南アルプスユネスコエコパーク

南アルプスユネスコエコパーク
 国連教育科学文化機関(ユネスコ)の生物圏保存地域「エコパーク」は、1976年からスタートし、2013年5月現在で117カ国、621地域を登録。世界自然遺産が自然環境の保護、保全を目的とするのに対し、生態系の保全と環境の利活用の調和が目的。国内では1980年に「志賀高原」(群馬、長野県)、「白山」(石川、岐阜、富山、福井県)、「大台ケ原・大峰山」(奈良、三重県)、「屋久島」(鹿児島県)、2012年に「綾」(宮崎県)の計5カ所が登録されている。2014年6月のユネスコ国際会合で新たに、南アルプスと只見(福島県)の新規登録が決まった。

 南アルプスにおける登録名称は「南アルプス生物圏保存地域」(南アルプスユネスコエコパーク)。範囲は山梨県内の南アルプス市と早川町の全域、韮崎市、北杜市の一部と長野、静岡県の計10市町村にまたがる30万2474ヘクタール。エコパークの面積としては国内最大。

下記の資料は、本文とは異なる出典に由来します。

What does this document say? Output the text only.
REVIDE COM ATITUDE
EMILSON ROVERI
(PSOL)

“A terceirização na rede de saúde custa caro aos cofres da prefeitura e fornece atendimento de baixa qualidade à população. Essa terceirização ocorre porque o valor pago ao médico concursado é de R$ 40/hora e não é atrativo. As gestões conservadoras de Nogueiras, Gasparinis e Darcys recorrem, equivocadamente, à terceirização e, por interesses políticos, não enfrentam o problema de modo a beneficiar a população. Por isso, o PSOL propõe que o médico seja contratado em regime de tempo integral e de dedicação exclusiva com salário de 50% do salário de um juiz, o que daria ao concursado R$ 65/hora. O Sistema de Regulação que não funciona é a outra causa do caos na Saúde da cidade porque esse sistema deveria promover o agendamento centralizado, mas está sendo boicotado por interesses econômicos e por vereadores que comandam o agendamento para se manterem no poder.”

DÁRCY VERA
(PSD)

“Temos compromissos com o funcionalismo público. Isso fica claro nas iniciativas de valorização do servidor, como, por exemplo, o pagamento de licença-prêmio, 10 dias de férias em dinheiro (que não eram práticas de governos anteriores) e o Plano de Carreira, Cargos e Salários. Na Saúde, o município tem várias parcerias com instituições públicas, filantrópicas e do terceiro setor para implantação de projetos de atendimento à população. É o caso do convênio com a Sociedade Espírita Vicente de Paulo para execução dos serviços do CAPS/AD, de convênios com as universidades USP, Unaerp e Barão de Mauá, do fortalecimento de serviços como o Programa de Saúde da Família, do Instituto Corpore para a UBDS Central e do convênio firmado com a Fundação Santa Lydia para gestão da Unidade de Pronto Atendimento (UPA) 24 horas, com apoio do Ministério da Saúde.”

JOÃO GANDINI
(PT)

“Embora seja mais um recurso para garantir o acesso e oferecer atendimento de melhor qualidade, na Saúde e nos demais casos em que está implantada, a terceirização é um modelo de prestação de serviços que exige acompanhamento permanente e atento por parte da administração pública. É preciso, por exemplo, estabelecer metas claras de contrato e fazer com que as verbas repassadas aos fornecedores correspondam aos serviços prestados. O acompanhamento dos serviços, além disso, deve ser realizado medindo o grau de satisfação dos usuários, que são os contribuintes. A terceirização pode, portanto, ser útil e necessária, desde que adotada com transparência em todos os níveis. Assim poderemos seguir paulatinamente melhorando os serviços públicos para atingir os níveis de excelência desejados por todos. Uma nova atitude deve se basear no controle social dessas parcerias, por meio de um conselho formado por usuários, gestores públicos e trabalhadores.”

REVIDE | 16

 地元市町村は南アルプスの世界自然遺産登録を目指していたが、2003年の国内候補に選ばれず、エコパーク登録に転換した。2013年9月に文科省がエコパークに国内推薦することを決定。2014年4月、諮問委員会がエコパーク登録にふさわしい場所と高く評価し、登録を「承認」すべきだと調整理事会に勧告した。

 手つかずの自然保護を原則とする世界自然遺産とは異なり、理念は自然と経済活動などの両立。一定の開発は認められるものの、理念を浸透させながら、自然と調和のとれた地域をどう形成していくかが課題となる。